Nobody reads book chapters any more. Which is a shame because I’ve written four of them. So today, as an act of procrastination, I completed the job of adding them to this website.
I thought I’d try something a bit different. As well as uploading the PDFs, I also pasted the text straight into the webpage. Hopefully, this should make the reading experience a little more pleasant, particularly for anyone trying to read on a tablet or smartphone.
In fact, it got me wondering why we don’t do this more often with journal articles. Most academic journals won’t let you post the final version of your own papers as they appear in the journal. But they will allow you to post the text before they “added value” by making them look nice.

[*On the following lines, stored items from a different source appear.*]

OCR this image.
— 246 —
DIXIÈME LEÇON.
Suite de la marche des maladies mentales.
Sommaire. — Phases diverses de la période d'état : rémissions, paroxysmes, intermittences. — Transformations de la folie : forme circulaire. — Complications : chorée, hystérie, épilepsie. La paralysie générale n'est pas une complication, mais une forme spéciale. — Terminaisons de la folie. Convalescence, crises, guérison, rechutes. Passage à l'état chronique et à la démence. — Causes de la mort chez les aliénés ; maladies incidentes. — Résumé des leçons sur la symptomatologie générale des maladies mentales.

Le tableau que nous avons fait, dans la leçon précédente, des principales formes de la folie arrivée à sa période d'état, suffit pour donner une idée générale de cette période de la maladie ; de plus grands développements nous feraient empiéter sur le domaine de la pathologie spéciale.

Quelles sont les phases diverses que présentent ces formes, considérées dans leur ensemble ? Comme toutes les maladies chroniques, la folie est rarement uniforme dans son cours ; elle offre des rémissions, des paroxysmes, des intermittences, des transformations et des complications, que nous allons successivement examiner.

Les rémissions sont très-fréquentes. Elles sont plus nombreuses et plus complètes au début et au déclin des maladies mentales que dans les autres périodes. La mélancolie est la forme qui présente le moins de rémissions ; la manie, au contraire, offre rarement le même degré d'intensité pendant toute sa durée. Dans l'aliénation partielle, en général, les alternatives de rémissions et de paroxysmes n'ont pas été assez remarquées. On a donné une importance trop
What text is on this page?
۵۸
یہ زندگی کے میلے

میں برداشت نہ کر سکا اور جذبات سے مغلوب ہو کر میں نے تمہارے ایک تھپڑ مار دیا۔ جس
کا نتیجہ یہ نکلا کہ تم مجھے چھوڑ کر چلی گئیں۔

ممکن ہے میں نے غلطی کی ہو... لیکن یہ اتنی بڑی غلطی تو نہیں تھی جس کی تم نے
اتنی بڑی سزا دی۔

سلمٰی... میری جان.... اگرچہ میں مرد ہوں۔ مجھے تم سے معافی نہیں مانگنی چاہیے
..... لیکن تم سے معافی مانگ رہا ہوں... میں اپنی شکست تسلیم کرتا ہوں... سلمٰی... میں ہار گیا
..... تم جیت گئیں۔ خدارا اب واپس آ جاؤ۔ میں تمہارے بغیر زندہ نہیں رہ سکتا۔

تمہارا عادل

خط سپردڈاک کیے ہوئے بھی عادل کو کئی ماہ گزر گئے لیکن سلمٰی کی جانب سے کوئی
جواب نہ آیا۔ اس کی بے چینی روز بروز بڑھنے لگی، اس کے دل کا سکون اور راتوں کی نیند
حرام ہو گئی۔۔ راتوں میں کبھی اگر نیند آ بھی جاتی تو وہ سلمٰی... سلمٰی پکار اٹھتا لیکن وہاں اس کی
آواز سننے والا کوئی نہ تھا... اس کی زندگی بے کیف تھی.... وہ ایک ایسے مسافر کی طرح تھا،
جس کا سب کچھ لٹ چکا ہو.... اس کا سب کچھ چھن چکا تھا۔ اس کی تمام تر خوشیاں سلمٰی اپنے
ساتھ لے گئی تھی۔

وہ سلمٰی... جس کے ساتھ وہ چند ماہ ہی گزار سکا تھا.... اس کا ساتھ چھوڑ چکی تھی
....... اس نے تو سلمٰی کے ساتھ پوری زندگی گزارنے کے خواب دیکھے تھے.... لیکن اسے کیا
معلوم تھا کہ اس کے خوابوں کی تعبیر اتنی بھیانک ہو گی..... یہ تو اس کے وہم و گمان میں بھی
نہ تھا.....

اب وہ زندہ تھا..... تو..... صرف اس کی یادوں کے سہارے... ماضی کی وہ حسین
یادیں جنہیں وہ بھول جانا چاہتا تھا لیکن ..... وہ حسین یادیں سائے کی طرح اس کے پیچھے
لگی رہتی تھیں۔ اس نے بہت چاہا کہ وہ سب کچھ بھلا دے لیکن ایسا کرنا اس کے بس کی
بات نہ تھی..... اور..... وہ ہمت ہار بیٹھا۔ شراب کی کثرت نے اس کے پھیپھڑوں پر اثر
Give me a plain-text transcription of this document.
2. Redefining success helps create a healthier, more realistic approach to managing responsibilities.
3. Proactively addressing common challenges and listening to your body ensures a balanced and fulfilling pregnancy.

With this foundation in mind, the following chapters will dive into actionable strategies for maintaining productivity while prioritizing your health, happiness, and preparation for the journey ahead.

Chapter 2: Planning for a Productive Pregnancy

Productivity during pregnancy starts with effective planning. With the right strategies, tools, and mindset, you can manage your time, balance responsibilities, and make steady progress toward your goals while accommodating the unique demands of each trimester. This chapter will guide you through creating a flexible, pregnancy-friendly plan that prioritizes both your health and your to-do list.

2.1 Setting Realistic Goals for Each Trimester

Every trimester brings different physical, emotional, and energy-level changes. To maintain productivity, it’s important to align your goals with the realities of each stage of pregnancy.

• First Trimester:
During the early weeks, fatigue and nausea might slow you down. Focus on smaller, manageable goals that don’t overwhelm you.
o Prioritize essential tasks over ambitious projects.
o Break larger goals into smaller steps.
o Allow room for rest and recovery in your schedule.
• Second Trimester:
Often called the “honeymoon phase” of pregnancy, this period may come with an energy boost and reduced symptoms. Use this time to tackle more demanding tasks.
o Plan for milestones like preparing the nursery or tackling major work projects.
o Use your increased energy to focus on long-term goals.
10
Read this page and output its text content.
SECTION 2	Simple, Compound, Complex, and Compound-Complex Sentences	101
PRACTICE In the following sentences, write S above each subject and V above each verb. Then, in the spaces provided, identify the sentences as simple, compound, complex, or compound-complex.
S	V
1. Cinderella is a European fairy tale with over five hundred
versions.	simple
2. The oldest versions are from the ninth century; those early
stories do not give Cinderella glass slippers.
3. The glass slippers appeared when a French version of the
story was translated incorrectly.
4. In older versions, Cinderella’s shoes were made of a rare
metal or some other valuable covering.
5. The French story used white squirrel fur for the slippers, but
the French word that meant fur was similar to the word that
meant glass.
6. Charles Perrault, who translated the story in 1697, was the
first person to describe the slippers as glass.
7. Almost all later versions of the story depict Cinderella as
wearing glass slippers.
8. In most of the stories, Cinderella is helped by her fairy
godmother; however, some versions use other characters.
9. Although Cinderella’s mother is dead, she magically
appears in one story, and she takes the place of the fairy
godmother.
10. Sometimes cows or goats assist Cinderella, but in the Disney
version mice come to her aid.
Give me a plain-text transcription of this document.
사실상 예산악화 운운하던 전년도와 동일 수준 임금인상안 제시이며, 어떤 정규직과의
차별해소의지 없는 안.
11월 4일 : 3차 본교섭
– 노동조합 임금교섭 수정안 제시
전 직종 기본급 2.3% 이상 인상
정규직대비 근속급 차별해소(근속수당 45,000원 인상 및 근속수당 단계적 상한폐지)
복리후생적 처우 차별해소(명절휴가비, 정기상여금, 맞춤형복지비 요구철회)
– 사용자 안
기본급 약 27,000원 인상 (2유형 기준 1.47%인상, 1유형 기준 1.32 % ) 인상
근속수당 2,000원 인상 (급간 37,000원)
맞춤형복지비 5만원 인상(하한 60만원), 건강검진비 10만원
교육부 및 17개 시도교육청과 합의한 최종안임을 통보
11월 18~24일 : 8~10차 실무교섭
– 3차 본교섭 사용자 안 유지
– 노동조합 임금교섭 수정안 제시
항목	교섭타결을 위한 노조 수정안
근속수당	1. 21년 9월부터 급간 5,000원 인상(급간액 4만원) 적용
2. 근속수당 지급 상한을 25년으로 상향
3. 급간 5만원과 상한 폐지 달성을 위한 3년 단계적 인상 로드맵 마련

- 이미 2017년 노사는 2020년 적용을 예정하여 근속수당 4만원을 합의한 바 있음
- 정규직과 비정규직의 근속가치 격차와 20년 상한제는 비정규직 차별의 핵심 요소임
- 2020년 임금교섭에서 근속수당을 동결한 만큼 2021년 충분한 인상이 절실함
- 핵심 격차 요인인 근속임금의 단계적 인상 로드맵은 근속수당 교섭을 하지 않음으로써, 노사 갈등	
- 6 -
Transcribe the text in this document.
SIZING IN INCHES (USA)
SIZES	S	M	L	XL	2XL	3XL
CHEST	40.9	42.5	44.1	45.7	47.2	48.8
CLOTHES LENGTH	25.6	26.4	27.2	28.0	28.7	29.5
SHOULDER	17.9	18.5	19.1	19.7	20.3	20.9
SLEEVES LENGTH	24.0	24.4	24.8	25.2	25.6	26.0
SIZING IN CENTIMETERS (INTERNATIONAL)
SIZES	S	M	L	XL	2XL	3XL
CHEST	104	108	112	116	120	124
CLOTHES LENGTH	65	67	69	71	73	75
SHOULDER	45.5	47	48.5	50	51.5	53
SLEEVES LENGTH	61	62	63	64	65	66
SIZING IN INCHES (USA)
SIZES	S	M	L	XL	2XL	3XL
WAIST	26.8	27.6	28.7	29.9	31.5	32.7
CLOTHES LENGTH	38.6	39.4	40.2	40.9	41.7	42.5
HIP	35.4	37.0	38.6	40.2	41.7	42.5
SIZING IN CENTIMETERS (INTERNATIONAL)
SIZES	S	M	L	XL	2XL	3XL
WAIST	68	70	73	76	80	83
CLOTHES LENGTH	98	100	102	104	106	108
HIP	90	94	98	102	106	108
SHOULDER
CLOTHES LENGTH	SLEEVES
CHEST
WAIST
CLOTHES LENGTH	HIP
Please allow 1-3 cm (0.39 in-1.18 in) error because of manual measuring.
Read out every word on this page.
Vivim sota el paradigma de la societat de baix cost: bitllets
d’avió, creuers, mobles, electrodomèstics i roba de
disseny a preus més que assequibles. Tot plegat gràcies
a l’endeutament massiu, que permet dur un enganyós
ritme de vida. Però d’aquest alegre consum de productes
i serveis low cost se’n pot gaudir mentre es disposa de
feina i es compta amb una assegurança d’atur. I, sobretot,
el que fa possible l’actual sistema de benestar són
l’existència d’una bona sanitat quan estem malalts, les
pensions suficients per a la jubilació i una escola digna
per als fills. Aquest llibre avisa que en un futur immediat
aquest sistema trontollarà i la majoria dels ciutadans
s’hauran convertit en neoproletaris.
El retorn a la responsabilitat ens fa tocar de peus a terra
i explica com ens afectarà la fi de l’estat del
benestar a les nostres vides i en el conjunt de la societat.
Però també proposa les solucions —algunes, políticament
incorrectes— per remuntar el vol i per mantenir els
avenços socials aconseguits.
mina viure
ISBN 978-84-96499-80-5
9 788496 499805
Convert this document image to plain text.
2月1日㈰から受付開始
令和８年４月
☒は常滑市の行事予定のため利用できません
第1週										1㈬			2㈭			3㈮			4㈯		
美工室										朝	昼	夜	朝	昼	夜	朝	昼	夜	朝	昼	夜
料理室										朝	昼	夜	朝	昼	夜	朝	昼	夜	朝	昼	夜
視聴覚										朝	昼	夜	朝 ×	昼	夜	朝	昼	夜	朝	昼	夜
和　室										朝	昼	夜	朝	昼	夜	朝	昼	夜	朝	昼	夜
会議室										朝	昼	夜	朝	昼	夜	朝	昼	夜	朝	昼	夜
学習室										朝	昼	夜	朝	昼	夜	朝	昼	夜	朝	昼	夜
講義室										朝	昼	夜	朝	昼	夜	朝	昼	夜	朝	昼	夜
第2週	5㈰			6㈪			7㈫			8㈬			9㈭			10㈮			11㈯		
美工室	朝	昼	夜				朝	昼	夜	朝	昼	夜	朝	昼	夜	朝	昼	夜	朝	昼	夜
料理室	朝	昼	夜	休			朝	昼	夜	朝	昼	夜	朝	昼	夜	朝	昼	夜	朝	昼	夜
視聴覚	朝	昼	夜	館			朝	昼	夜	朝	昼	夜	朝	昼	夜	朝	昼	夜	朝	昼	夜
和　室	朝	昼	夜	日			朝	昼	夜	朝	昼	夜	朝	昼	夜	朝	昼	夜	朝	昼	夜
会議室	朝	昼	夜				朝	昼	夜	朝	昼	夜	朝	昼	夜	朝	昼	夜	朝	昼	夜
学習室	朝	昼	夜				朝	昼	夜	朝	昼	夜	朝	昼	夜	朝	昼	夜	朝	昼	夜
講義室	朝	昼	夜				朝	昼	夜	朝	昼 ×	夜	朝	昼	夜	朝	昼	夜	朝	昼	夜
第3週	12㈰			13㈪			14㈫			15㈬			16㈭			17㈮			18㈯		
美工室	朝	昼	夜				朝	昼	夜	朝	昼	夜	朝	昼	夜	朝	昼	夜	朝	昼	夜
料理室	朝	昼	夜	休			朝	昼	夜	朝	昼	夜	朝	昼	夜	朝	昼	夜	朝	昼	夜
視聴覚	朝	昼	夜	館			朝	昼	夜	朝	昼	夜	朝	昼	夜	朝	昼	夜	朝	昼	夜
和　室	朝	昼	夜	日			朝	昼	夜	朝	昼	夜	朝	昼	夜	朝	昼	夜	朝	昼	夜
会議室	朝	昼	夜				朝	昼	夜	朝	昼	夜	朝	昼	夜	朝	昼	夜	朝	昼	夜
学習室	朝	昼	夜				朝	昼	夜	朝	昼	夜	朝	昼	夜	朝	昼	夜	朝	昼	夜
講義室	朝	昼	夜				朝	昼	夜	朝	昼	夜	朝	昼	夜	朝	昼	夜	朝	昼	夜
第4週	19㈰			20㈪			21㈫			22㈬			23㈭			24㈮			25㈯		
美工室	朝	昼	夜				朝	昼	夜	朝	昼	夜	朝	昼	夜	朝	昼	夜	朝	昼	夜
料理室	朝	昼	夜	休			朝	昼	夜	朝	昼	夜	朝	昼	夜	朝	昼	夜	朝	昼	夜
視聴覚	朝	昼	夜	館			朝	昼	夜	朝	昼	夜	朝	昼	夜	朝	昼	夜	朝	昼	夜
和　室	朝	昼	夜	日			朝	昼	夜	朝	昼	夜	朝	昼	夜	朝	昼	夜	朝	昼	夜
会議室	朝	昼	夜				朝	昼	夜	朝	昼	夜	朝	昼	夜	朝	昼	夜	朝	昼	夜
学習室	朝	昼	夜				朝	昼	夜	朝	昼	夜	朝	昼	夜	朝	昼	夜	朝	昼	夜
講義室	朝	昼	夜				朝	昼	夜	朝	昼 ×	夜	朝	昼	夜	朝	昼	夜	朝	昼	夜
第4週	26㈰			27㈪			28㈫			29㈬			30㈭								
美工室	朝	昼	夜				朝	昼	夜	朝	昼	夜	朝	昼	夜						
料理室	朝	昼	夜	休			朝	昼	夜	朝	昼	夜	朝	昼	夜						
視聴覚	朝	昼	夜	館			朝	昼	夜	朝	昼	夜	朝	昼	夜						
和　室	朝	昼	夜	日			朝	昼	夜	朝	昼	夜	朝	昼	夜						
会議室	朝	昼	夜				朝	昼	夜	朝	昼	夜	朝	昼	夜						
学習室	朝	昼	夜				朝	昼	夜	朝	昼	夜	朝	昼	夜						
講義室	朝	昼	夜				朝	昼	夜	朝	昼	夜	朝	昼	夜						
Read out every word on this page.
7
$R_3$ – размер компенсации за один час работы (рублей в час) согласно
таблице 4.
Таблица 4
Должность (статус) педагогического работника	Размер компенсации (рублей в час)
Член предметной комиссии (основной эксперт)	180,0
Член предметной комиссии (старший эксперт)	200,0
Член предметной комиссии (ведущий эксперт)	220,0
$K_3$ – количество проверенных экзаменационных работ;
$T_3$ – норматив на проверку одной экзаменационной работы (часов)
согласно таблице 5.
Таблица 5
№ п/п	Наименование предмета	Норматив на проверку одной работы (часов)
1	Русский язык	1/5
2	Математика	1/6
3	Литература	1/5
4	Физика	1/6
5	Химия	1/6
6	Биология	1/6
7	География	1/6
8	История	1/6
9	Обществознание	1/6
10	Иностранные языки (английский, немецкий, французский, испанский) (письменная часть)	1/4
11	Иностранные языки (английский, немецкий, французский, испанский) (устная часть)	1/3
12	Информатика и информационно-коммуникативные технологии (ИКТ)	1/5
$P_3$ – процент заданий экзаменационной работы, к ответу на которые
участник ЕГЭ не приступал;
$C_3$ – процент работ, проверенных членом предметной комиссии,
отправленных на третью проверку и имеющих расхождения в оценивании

The assumption is that you’ll only ever post the ugly double-spaced Times New Roman preprint, which nobody really wants to look at. But pasting the text straight into WordPress (or whatever you use for your website) is super easy. It does the prettifying for you. And it automatically optimizes the display for whatever device the reader is using.
Anyway, here are the chapters. I feel obliged to mention that, if you like them, you can buy the whole books. Alternatively, you might be able to persuade your library to fork out on your behalf!
Brock, J., & Caruana, N. (2014). Reading for sound and reading for meaning in autism: Frith and Snowling (1983) revisited. In J. Arciuli and J. Brock (Eds.) Communication in autism. Trends in Language Acquisition Research (TiLAR) (pp 125-145). Amsterdam: John Benjamin. Full text
Jarrold, C., & Brock, J. (2012). Short-term and working memory in mental retardation. In J.A. Burack, R.M. Hodapp, G. Iarocci, & E. Zigler (Eds.), Handbook of Intellectual Disability and Development, 2nd Edition (pp 109-124). Oxford: Oxford University Press. Full text
Brock, J., Einav, S., & Riby, D. (2008). The other end of the spectrum? Social cognition in Williams syndrome. In T. Striano & V. Reid (Eds.), Social Cognition: Development, Neuroscience and Autism. Oxford: Blackwell. Full text
Jarrold, C., Purser, H.R.M., & Brock, J. (2006). Short-term memory in Down syndrome. In T.P. Alloway & S. Gathercole (Eds.) Working Memory and Neurodevelopmental Disorders (pp. 239-266). Hove, U.K.: Psychology Press. Full text
I did also finish and submit a paper today so it wasn’t ALL procrastinating.